Prove there exist matrices $S$ and $T$ such that $B=S(A+T)S^{-1} -T$ iff $\text{tr}(A)=\text{tr}(B)$.

Question

So this problem appeared on a list called "Matrix Problems", meant to be like training for competition-level maths. The whole problem goes like this: Let $A$ and $B$ be $n\times n$ matrices with complex entries. Prove there exists an invertible matrix $S$ and another matrix $T$ such that $B=S(A+T)S^{-1} -T$ if and only if $\text{tr}(A)=\text{tr}(B)$.

I didn't have any trouble solving the left-to-right part of the implication since it is easy to see that:

$B + T = S(A+T)S^{-1}$ $\implies$ $\text{tr}(B+T) = \text{tr}(A+T)$ $\implies$ $\text{tr}(B)=\text{tr}(A)$ .

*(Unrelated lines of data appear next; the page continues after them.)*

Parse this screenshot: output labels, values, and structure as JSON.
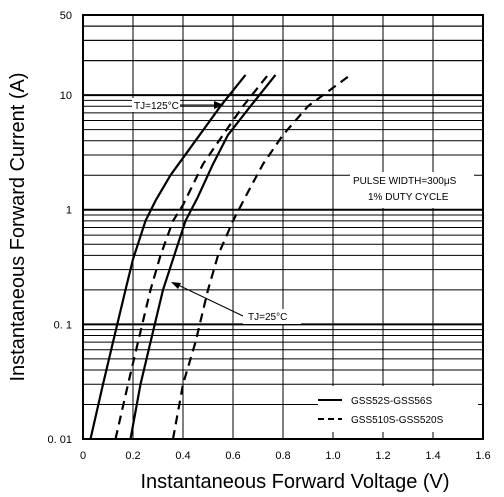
{
  "chart_data": {
    "type": "line",
    "xlabel": "Instantaneous Forward Voltage (V)",
    "ylabel": "Instantaneous Forward Current (A)",
    "x_ticks": [
      "0",
      "0.2",
      "0.4",
      "0.6",
      "0.8",
      "1.0",
      "1.2",
      "1.4",
      "1.6"
    ],
    "y_ticks": [
      "50",
      "10",
      "1",
      "0. 1",
      "0. 01"
    ],
    "xlim": [
      0,
      1.6
    ],
    "ylim": [
      0.01,
      50
    ],
    "y_scale": "log",
    "grid": true,
    "legend_position": "bottom-right",
    "legend": [
      {
        "label": "GSS52S-GSS56S",
        "style": "solid"
      },
      {
        "label": "GSS510S-GSS520S",
        "style": "dashed"
      }
    ],
    "annotations": {
      "tj_high": "TJ=125°C",
      "tj_low": "TJ=25°C",
      "pulse_line1": "PULSE WIDTH=300μS",
      "pulse_line2": "1% DUTY CYCLE"
    },
    "series": [
      {
        "style": "solid",
        "temperature": "125°C",
        "points": [
          [
            0.03,
            0.01
          ],
          [
            0.08,
            0.03
          ],
          [
            0.12,
            0.07
          ],
          [
            0.17,
            0.2
          ],
          [
            0.2,
            0.37
          ],
          [
            0.25,
            0.8
          ],
          [
            0.29,
            1.2
          ],
          [
            0.35,
            2.0
          ],
          [
            0.45,
            4.0
          ],
          [
            0.55,
            8.0
          ],
          [
            0.65,
            15
          ]
        ]
      },
      {
        "style": "solid",
        "temperature": "25°C",
        "points": [
          [
            0.19,
            0.01
          ],
          [
            0.23,
            0.03
          ],
          [
            0.27,
            0.07
          ],
          [
            0.32,
            0.2
          ],
          [
            0.36,
            0.37
          ],
          [
            0.41,
            0.8
          ],
          [
            0.46,
            1.3
          ],
          [
            0.52,
            2.5
          ],
          [
            0.58,
            4.5
          ],
          [
            0.67,
            8.0
          ],
          [
            0.77,
            15
          ]
        ]
      },
      {
        "style": "dashed",
        "temperature": "125°C",
        "points": [
          [
            0.13,
            0.01
          ],
          [
            0.18,
            0.03
          ],
          [
            0.22,
            0.07
          ],
          [
            0.27,
            0.2
          ],
          [
            0.31,
            0.4
          ],
          [
            0.36,
            0.8
          ],
          [
            0.4,
            1.1
          ],
          [
            0.48,
            2.5
          ],
          [
            0.56,
            4.5
          ],
          [
            0.64,
            8.0
          ],
          [
            0.74,
            15
          ]
        ]
      },
      {
        "style": "dashed",
        "temperature": "25°C",
        "points": [
          [
            0.36,
            0.01
          ],
          [
            0.4,
            0.03
          ],
          [
            0.45,
            0.07
          ],
          [
            0.5,
            0.2
          ],
          [
            0.54,
            0.4
          ],
          [
            0.6,
            0.8
          ],
          [
            0.65,
            1.3
          ],
          [
            0.72,
            2.5
          ],
          [
            0.8,
            4.5
          ],
          [
            0.9,
            8.0
          ],
          [
            1.07,
            15
          ]
        ]
      }
    ]
  }
}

But supposing traces are equal and then proving there exists another matrix that makes $B+T$ similar to $A+T$ is probably not so trivial. Of course, similar matrices have the same traces, but the converse does not always hold. I hope the idea here is to define $T$ in such a way that it "fixes" other requirements for the matrices to be similar, but I don't really remember any theorem that can make me be sure of that. I also don't know if the "complex entries" could help here, maybe to reach a Jordan form or something, since the trace, in this case, equals the sum of eigenvalues, but I couldn't find anything with this. Any solution or idea is appreciated.

Answer 1

Let $P$ be an invertible matrix and define \begin{align*} B'&=P(B-A)P^{-1},\\ S'&=PSP^{-1},\\ T'&=P(A+T)P^{-1}. \end{align*} The equation $B=S(A+T)S^{-1}-T$ is then equivalent to $$ B'=S'T'S'^{-1}-T'.\tag{1} $$ Since $B-A$ has a zero trace, we may choose $P$ such that $B'$ has a zero diagonal. Now take $S'$ to be any diagonal matrix with $n$ different nonzero elements. Equation $(1)$ is solved by $t_{ij}'=\left(\dfrac{s_{ii}'}{s_{jj}'}-1\right)^{-1}b_{ij}'$ for all $i\ne j$. (The diagonal elements of $T'$ can be arbitrary.) Hence the original equation is solved by $S=P^{-1}S'P$ and $T=P^{-1}T'P-A$.